- Directed by: Manu Sudhakaran
- Written by: Arunlal Ramachandran
- Produced by: Priya Pillay
- Starring: Nishan K. P. Nanaiah Shritha Sivadas
- Cinematography: Krish Kymal
- Edited by: Don Max
- Music by: Gopi Sunder
- Production company: Priya Lakshmi Media
- Release date: 22 February 2013;
- Country: India
- Language: Malayalam

= 10:30 am Local Call =

2013 Malayalam movie

10:30 am Local Call is a 2013 Indian Malayalam-language mystery film directed by Manu Sudhakaran. The film stars Nishan K. P. Nanaiah, Shritha Sivadas, Kailash, Lal, Mrudula Murali, and Jennifer Antony in prominent roles.

==Plot==
Alby works in a Nissan showroom. His wife, Ann, works as a radio jockey. Alby's old sweetheart, Nimmy enters his life when her husband, Vishnu, leaves her over suspicion that she is having an affair. Alby is forced to take her to a homestay, where they share a room together. The story takes a sudden turn when Nimmy is found dead. Alby tries to move on with his life until he is disturbed by a call from a stranger at 10:30 am local time. He is extorted into obeying the commands of the caller, and finds himself disturbed doing those tasks. The story progresses with his journey to learn the truth behind all of his mishaps.

== Cast ==

- Nishan K. P. Nanaiah as Alby
- Shritha Sivadas as Nimmy
- Mrudula Murali as Ann
- Lal as Major Gouridasan, Nimmy's Father (caller)
- Kailash as Vishnu/ Captain Gautam
- Krishna as Roy Thomas
- Anoop Chandran as Jaishankar
- Manuraj as Vasu
- Jennifer Antony

== Soundtrack ==
The film's soundtrack contains 2 songs, bothcomposed by Gopi Sunder, with lyrics by Rafeeq Ahmed and Murukan Kattakada.

| # | Title | Singer(s) |
|---|---|---|
| 1 | "Etho Sayahna" | Sachin Warrier |
| 2 | "Panchavarna" | Suchith Suresan, Gopi Sunder |

==Reception==
Sify wrote "For all those who are used to watching taut thrillers that leave you spellbound, 10.30 am Local Call could end up as a joke, at best. It is amateurish to the core, predictable and its making lacks any kind of imagination".

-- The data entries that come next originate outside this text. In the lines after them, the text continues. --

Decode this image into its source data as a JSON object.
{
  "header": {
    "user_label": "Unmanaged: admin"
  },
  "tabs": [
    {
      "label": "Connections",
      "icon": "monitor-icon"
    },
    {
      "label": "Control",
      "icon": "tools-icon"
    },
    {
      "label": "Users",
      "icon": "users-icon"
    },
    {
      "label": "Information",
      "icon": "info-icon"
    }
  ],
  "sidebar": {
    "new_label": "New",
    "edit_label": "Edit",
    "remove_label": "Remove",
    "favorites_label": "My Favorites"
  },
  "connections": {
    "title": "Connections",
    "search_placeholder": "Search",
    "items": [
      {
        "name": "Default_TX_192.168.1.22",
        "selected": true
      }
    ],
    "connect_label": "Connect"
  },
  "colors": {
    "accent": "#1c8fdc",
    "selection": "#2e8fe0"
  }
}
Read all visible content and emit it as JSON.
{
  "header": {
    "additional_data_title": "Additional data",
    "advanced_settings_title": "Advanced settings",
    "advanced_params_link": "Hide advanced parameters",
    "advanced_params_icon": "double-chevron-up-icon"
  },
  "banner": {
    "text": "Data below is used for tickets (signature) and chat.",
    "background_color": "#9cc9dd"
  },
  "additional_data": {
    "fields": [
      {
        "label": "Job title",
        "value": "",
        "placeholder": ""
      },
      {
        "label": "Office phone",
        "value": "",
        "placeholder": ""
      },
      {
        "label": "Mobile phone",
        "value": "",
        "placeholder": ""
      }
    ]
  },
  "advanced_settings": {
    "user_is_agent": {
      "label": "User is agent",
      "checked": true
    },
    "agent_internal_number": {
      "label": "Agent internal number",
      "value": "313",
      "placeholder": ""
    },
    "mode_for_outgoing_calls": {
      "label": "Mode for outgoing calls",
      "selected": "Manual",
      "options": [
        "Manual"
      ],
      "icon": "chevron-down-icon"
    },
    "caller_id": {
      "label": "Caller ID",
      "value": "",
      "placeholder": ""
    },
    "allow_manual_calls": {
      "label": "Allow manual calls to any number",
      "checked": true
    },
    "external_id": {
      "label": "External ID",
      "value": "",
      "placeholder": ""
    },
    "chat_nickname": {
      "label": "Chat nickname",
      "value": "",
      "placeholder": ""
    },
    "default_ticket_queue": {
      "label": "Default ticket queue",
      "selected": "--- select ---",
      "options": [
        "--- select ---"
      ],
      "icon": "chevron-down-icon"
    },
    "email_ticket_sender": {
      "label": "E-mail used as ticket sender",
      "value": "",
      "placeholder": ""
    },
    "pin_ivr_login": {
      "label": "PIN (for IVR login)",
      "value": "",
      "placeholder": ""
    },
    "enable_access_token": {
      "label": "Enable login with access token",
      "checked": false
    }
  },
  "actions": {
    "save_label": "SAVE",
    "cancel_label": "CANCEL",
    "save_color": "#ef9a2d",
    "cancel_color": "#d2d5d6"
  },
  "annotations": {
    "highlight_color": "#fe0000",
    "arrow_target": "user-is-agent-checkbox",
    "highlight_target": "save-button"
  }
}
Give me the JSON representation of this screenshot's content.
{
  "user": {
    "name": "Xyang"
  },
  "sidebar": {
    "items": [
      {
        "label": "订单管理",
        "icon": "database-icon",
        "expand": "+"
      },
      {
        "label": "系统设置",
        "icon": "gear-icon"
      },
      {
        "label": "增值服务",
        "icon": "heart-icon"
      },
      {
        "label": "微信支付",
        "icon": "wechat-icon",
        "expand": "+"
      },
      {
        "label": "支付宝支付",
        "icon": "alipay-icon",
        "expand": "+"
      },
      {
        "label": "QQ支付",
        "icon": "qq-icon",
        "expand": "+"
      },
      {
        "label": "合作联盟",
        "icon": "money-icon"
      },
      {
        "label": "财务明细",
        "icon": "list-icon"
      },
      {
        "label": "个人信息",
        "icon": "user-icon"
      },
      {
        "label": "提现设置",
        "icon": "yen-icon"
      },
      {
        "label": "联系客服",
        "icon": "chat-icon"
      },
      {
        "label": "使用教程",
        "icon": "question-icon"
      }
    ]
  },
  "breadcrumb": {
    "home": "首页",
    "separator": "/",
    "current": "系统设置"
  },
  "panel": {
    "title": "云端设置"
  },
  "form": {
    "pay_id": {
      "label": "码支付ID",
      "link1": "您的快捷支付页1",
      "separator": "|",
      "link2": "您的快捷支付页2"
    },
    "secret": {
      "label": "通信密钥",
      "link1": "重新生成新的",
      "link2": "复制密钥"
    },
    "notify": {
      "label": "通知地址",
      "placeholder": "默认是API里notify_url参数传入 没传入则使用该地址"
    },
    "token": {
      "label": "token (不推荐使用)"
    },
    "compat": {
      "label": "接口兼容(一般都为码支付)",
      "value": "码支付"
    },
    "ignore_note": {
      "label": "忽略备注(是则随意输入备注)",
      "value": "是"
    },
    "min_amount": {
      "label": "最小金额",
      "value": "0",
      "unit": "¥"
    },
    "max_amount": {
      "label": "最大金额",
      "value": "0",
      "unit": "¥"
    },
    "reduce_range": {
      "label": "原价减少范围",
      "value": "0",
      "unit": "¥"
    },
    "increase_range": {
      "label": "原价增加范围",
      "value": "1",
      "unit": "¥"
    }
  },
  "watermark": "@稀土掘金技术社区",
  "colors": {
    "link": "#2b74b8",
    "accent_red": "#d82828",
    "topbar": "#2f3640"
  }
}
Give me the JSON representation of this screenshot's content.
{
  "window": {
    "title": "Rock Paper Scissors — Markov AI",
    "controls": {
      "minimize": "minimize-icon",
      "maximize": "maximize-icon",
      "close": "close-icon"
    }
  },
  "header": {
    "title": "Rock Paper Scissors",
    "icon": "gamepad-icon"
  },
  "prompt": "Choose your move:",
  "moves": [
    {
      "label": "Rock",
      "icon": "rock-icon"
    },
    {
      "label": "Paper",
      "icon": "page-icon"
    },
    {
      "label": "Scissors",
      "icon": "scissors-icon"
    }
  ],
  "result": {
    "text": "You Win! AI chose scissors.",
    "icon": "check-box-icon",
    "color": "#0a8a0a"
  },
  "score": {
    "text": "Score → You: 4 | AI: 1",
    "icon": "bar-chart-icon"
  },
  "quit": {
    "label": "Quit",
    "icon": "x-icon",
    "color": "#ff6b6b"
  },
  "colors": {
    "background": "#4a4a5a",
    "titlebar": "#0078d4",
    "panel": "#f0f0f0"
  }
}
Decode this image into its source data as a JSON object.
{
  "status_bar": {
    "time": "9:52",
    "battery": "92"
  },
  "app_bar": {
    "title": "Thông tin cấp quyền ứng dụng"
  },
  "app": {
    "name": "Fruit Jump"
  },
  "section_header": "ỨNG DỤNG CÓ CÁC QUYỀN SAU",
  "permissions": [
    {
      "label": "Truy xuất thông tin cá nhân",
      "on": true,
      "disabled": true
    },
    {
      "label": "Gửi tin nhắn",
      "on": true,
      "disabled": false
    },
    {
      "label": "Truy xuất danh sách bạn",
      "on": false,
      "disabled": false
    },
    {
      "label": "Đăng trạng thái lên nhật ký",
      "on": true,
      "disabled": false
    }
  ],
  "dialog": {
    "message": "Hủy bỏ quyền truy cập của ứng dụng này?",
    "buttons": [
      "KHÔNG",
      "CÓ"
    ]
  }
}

Indiaglitz wrote "10 30 am Local call has a decent and absorbing narrative and some good performances coupled with a fine technical side, soulful BG and music as its aces".

Veeyen from Nowrunning gave 2 stars and wrote "10.30 am Local Call lacks the very vital element of a thriller - that of a persuasive ground that would put in the final piece and complete the puzzle".